ISM manufacturing index expected to remain strong — The market consensus is for today’s Nov ISM manufacturing index to show a small -0.4 decline to 58.3, adding to October’s -2.1 point decline to 58.7. But even if the index today falls by the expected -0.4 points, the index would still be in strong shape at only -2.5 points below September’s 13-year high of 60.8. U.S. manufacturing confidence remains strong due to recent U.S. GDP growth near 3% and much stronger growth overseas. In addition, the orders pipeline is in good shape with the Oct ISM manufacturing new orders sub-index at 63.4.

Vehicle sales expected give back a bit more of Sep’s hurricane surge — The market consensus is for today’s Nov total vehicle sales report to move lower to 17.50 million from October’s 17.98 million. U.S. vehicle sales in September spiked higher by +15.2% to a new 12-year high of 18.47 million units due to the need to replace vehicles damaged or destroyed by Hurricane Harvey. Vehicle sales are now dropping back to more sustainable levels. The surge in vehicle sales gave a temporary boost to U.S. GDP and to the U.S. manufacturing sector.

Senate tax bill spills into Friday — The Senate on Thursday evening gave up trying to get a final vote on the tax bill and is instead scheduled to reconvene Friday morning. Senate Majority Leader McConnell on Thursday ran into a major road block when (1) the Senate parliamentarian ruled against putting Senator Corker’s tax-hike trigger in the tax bill, and (2) the nonpartisan Joint Committee on Taxation said that bill would produce a $1 trillion deficit over 10 years even after dynamic scoring for stronger economic growth. That prompted a mutiny by Senator Corker and his two compadres (Flake and Lankford), who demanded major changes in the bill to reduce the deficit impact.

If the Senate can approve the tax bill on Friday, the next step would be for House Speaker Ryan to see if he can get House Republicans to pass the Senate bill as-is. If so, then the Republicans’ tax bill would be done and ready for President Trump’s signature. If not, then House and Senate Republicans would have to hold a conference committee to reach a compromise bill and both houses of Congress would then have to pass that bill, a process that could take a matter of days or even weeks, assuming it happens at all.

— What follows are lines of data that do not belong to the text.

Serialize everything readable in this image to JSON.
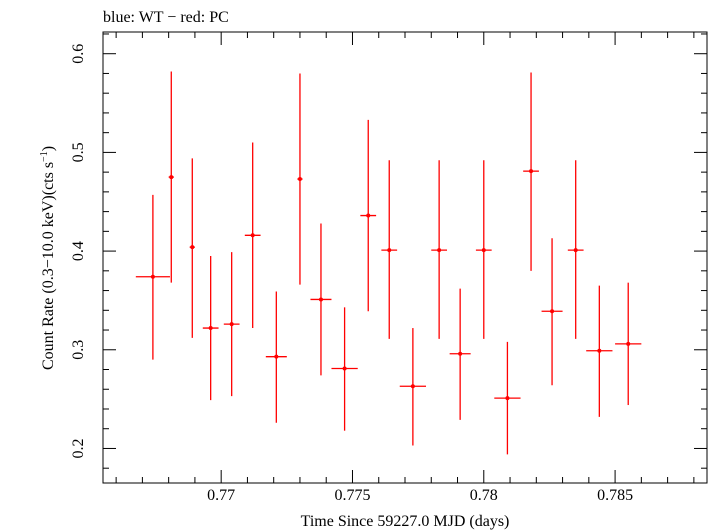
{
  "chart_data": {
    "type": "scatter",
    "title": "blue: WT − red: PC",
    "xlabel": "Time Since 59227.0 MJD (days)",
    "ylabel_main": "Count Rate (0.3−10.0 keV)(cts s",
    "ylabel_exp": "−1",
    "ylabel_close": ")",
    "xlim": [
      0.7655,
      0.7885
    ],
    "ylim": [
      0.165,
      0.622
    ],
    "x_ticks": [
      0.77,
      0.775,
      0.78,
      0.785
    ],
    "x_tick_labels": [
      "0.77",
      "0.775",
      "0.78",
      "0.785"
    ],
    "y_ticks": [
      0.2,
      0.3,
      0.4,
      0.5,
      0.6
    ],
    "y_tick_labels": [
      "0.2",
      "0.3",
      "0.4",
      "0.5",
      "0.6"
    ],
    "x_minor_step": 0.001,
    "y_minor_step": 0.02,
    "grid": false,
    "legend": "none",
    "series": [
      {
        "color": "#ff0000",
        "points": [
          {
            "x": 0.7674,
            "xerr": 0.00065,
            "y": 0.374,
            "ylo": 0.29,
            "yhi": 0.457
          },
          {
            "x": 0.7681,
            "xerr": 0.0001,
            "y": 0.475,
            "ylo": 0.368,
            "yhi": 0.582
          },
          {
            "x": 0.7689,
            "xerr": 0.0001,
            "y": 0.404,
            "ylo": 0.312,
            "yhi": 0.494
          },
          {
            "x": 0.7696,
            "xerr": 0.0003,
            "y": 0.322,
            "ylo": 0.249,
            "yhi": 0.395
          },
          {
            "x": 0.7704,
            "xerr": 0.0003,
            "y": 0.326,
            "ylo": 0.253,
            "yhi": 0.399
          },
          {
            "x": 0.7712,
            "xerr": 0.0003,
            "y": 0.416,
            "ylo": 0.322,
            "yhi": 0.51
          },
          {
            "x": 0.7721,
            "xerr": 0.0004,
            "y": 0.293,
            "ylo": 0.226,
            "yhi": 0.359
          },
          {
            "x": 0.773,
            "xerr": 0.0001,
            "y": 0.473,
            "ylo": 0.366,
            "yhi": 0.58
          },
          {
            "x": 0.7738,
            "xerr": 0.0004,
            "y": 0.351,
            "ylo": 0.274,
            "yhi": 0.428
          },
          {
            "x": 0.7747,
            "xerr": 0.0005,
            "y": 0.281,
            "ylo": 0.218,
            "yhi": 0.343
          },
          {
            "x": 0.7756,
            "xerr": 0.0003,
            "y": 0.436,
            "ylo": 0.339,
            "yhi": 0.533
          },
          {
            "x": 0.7764,
            "xerr": 0.0003,
            "y": 0.401,
            "ylo": 0.311,
            "yhi": 0.492
          },
          {
            "x": 0.7773,
            "xerr": 0.0005,
            "y": 0.263,
            "ylo": 0.203,
            "yhi": 0.322
          },
          {
            "x": 0.7783,
            "xerr": 0.0003,
            "y": 0.401,
            "ylo": 0.311,
            "yhi": 0.492
          },
          {
            "x": 0.7791,
            "xerr": 0.0004,
            "y": 0.296,
            "ylo": 0.229,
            "yhi": 0.362
          },
          {
            "x": 0.78,
            "xerr": 0.0003,
            "y": 0.401,
            "ylo": 0.311,
            "yhi": 0.492
          },
          {
            "x": 0.7809,
            "xerr": 0.0005,
            "y": 0.251,
            "ylo": 0.194,
            "yhi": 0.308
          },
          {
            "x": 0.7818,
            "xerr": 0.0003,
            "y": 0.481,
            "ylo": 0.38,
            "yhi": 0.581
          },
          {
            "x": 0.7826,
            "xerr": 0.0004,
            "y": 0.339,
            "ylo": 0.264,
            "yhi": 0.413
          },
          {
            "x": 0.7835,
            "xerr": 0.0003,
            "y": 0.401,
            "ylo": 0.311,
            "yhi": 0.492
          },
          {
            "x": 0.7844,
            "xerr": 0.0005,
            "y": 0.299,
            "ylo": 0.232,
            "yhi": 0.365
          },
          {
            "x": 0.7855,
            "xerr": 0.0005,
            "y": 0.306,
            "ylo": 0.244,
            "yhi": 0.368
          }
        ]
      }
    ]
  }
}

The betting odds indicate a strong likelihood that Congress will pass the tax bill. The betting odds for passage for a corporate tax cut by year-end rose by +9 points late Thursday to a new record high of 73% at PredictIt.org. The odds for a tax cut by March 31, 2018, three months later, rose by +5 points to a new record high of 85%.

Oil production cut agreement is extended through end-2018 — OPEC and non-OPEC members at their meeting on Thursday agreed to extend their production cut by 9 months to the end of 2018. That decision was in line with market expectations and Jan WTI crude oil futures closed modestly higher by +0.17%.

There was a little disappointment that the group decided to hold a review of the agreement in June 2018, which suggested that the agreement could be diluted for the second half of 2018. However, oil producers insisted that the review will only be a formality and that any dilution would be unlikely.

In any case, now that OPEC and Russian production figures are largely known through 2018, the two main variables for oil prices will be (1) world oil demand, and (2) U.S. shale production. U.S. oil production has soared by 983,000 bpd (+11%) since November 2016 when oil producers first agreed to their 1.8 million bpd production cut. That means that U.S. producers have nullified more than half of the OPEC/non-OPEC production cut and have captured market share away from the OPEC/non-OPEC group.

With Jan Brent crude oil prices late Thursday at the elevated price of $63.57 per barrel and Jan WTI oil prices at $57.40, there is every reason to believe that U.S. shale producers will continue to ramp up their production since they can lock in a profit by selling near-term oil futures. Indeed, the IEA is forecasting that non-OPEC production in 2018 will soar by +1.8 million bpd, which would swamp the OPEC production cut and lead to a resumption of the rise in global oil inventories. That would lead to downward pressure on oil prices during 2018 and could suggest that oil prices may already be near the top of their medium-term range.

Republicans devise new plan for avoiding a government shutdown next Friday — Republican leaders’ latest plan for keeping the government open past next Friday’s CR expiration date is for Congress next week to approve a simple, short-term continuing resolution (CR) that would last until Dec 22, just before the Christmas holiday. Congress by Dec 22 would then have to approve another CR that would contain the actual spending levels for the remainder of the fiscal year and possibly address Democratic demands for a Dreamer solution. The Dec 22 CR would last until January and would give committees time to develop appropriations bills. Congress in January could then approve the actual spending bills for the remainder of 2018 that were agreed to in the Dec 22 CR.

The main drama will be whether Republicans by Dec 22 will meet the Democrats’ demand for a Dreamer fix. If not, there may be a government shutdown on Dec 22. The Dec 22 CR will need the support of a handful of Democratic Senators to approve a cloture vote and avoid a Democratic filibuster. In the House, Speaker Ryan may also need some Democratic support if his conservative wing refuses to support the CR. Democrats therefore have some leverage to get the Dreamer solution that they are demanding.